The use of narcotics in treating injured workers faces heavy scrutiny today – and for good reason. The latest National Council on Compensation Insurance, Inc. (NCCI) Annual Issues Symposium found that:
- The average cost of narcotics per Workers Comp claim rose from $39 in 2003 to $59 in 2011. This is a rate of 0.79 narcotic prescriptions per claim, up from 0.56 in 2003 – a 14% increase in eight years.
- More than 5% percent of Comp claims that resulted in at least one prescription for if anymedication included five or more narcotics prescriptions.
To curb the prescribing of narcotics for your injured employees, start by choosing the right Workers Comp physician.
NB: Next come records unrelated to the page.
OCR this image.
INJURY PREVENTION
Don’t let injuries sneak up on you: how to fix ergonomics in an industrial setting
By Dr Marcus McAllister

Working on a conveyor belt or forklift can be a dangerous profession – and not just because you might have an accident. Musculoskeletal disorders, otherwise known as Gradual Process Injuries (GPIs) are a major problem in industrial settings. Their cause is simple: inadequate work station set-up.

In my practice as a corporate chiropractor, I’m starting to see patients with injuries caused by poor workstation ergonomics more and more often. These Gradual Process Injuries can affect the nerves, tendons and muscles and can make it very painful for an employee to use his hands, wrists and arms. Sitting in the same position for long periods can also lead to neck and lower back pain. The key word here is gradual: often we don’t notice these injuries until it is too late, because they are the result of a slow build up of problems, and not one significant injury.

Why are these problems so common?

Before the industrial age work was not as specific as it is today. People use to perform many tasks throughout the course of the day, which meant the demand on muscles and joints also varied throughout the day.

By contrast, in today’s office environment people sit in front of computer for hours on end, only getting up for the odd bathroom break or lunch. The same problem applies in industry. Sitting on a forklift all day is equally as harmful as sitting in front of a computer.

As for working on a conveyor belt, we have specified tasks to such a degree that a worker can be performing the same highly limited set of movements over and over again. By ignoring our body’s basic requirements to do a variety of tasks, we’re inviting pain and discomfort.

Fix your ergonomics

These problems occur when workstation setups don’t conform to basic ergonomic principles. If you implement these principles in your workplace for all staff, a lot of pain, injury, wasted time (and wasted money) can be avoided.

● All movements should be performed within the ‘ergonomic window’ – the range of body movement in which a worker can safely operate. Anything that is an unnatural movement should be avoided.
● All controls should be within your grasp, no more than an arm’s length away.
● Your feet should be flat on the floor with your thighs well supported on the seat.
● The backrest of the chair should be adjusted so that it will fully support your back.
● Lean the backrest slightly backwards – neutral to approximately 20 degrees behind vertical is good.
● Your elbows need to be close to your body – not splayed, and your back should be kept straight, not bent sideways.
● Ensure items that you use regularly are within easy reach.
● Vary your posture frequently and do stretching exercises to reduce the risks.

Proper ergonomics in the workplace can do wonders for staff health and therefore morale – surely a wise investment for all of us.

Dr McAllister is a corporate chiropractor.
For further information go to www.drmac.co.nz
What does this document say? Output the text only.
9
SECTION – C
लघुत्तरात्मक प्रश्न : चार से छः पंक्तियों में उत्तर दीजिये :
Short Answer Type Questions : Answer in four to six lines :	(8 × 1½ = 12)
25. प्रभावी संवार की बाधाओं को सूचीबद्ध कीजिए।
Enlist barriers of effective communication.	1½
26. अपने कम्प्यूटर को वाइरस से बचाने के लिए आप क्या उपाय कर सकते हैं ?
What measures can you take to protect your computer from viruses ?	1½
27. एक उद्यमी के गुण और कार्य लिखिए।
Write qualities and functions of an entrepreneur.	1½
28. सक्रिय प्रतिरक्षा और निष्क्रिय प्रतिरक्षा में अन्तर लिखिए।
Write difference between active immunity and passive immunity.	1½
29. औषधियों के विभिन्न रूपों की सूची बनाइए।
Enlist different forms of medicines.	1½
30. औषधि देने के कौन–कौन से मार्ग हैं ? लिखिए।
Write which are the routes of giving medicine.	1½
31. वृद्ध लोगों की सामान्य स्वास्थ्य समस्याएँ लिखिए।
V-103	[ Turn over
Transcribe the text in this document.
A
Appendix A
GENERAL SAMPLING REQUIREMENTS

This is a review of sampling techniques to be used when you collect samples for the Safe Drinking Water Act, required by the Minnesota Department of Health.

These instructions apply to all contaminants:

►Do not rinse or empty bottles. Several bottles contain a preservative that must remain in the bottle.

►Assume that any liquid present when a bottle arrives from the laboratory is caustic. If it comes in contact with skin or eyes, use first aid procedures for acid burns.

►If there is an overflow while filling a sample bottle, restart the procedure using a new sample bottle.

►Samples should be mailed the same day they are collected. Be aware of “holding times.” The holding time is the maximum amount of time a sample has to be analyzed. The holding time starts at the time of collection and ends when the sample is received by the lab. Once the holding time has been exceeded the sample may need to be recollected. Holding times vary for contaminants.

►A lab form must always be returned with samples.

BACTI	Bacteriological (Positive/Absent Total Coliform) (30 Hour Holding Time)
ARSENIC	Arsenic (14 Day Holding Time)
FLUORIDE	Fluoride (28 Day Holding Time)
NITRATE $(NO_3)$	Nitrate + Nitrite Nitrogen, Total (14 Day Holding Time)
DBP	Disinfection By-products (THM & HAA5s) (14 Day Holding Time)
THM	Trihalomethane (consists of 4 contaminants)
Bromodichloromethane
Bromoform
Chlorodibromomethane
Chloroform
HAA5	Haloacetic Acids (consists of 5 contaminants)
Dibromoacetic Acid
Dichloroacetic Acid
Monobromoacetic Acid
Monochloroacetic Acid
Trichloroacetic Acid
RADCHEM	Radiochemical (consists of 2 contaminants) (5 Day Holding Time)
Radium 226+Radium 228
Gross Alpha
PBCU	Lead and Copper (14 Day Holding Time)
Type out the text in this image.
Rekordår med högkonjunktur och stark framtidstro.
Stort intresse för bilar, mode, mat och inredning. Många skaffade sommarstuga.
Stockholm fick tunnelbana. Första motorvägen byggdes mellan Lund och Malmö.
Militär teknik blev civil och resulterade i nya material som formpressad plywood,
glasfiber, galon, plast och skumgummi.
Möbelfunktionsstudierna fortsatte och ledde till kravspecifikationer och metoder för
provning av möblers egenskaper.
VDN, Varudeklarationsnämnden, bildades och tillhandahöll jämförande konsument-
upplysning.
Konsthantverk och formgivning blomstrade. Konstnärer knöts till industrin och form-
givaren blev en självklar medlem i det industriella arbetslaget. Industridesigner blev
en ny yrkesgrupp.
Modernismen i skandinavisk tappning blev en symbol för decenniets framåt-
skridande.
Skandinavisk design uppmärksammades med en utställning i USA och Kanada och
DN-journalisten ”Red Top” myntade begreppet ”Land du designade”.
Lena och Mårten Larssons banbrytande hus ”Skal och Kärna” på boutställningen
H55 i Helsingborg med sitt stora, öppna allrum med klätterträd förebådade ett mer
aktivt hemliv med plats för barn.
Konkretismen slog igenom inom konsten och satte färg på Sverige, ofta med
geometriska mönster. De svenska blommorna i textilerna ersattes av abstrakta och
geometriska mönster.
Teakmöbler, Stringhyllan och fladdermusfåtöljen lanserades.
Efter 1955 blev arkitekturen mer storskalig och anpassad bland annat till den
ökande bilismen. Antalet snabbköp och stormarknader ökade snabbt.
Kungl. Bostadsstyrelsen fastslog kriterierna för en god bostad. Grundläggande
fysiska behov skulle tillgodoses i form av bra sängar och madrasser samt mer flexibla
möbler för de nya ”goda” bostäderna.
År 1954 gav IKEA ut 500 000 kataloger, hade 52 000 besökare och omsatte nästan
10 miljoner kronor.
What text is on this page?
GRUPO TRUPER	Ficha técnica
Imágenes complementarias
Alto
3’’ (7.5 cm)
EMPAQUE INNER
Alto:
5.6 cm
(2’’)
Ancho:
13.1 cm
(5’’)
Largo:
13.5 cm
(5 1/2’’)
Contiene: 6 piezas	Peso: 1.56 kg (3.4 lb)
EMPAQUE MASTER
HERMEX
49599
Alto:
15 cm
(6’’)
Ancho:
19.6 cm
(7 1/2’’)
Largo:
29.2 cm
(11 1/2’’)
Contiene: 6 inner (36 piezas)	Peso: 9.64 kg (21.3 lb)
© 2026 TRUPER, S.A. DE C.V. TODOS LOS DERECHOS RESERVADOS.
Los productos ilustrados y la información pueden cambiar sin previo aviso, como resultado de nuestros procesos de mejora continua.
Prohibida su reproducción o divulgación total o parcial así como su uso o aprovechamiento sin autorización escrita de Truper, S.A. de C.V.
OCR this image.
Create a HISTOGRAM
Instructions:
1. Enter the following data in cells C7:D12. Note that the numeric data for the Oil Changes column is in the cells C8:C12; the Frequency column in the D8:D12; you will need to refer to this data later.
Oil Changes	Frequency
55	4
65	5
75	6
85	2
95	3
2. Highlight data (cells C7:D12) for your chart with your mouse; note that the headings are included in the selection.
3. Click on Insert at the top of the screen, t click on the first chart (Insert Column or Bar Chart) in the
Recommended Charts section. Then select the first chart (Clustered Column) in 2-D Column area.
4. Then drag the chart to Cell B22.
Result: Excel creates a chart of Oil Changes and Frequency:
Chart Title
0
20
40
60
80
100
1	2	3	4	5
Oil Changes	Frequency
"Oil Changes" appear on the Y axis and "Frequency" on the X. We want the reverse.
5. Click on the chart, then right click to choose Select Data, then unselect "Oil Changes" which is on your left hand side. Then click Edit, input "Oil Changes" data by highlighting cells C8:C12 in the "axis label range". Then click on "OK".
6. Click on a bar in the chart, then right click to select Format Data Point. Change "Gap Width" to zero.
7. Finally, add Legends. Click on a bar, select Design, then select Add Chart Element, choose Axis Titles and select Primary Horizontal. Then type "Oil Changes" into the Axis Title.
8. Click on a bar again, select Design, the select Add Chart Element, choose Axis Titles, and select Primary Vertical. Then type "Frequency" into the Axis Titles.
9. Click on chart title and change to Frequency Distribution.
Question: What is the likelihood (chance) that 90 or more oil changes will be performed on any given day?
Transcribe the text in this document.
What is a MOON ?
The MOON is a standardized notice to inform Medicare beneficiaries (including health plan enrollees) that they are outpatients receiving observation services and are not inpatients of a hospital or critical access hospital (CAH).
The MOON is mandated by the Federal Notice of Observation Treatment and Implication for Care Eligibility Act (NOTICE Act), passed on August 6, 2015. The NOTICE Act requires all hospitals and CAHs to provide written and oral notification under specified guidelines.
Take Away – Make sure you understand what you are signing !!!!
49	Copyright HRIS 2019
In most states, businesses have the legal right to designate the physician that injured employees must use. To find a physician in your area who is board certified in Occupational Medicine, go to http://www.acoem.org/. If none is available, look for a doctor who takes patients on Workers Compensation. In many cases, urgent care clinics make great partners. Once you find a physician, talk to him or her about your business, discuss your return-to-work program and the types of transitional jobs you offer – and ask about their attitude toward prescribing narcotics.
Even if state law prohibits you from requiring injured workers to see a specific physician, you can still suggest that they do so. For example, you might say, “Doctor Joan at Acme Urgent Care has treated many of your co-workers and they’ve gotten better quickly.”
Selecting a doctor who doesn’t dispense drugs and only prescribes narcotics when they’re are absolutely necessary can go far to help injured employees get back to work and be healthy and productive as swiftly as possible – while keeping your Workers Comp costs under control.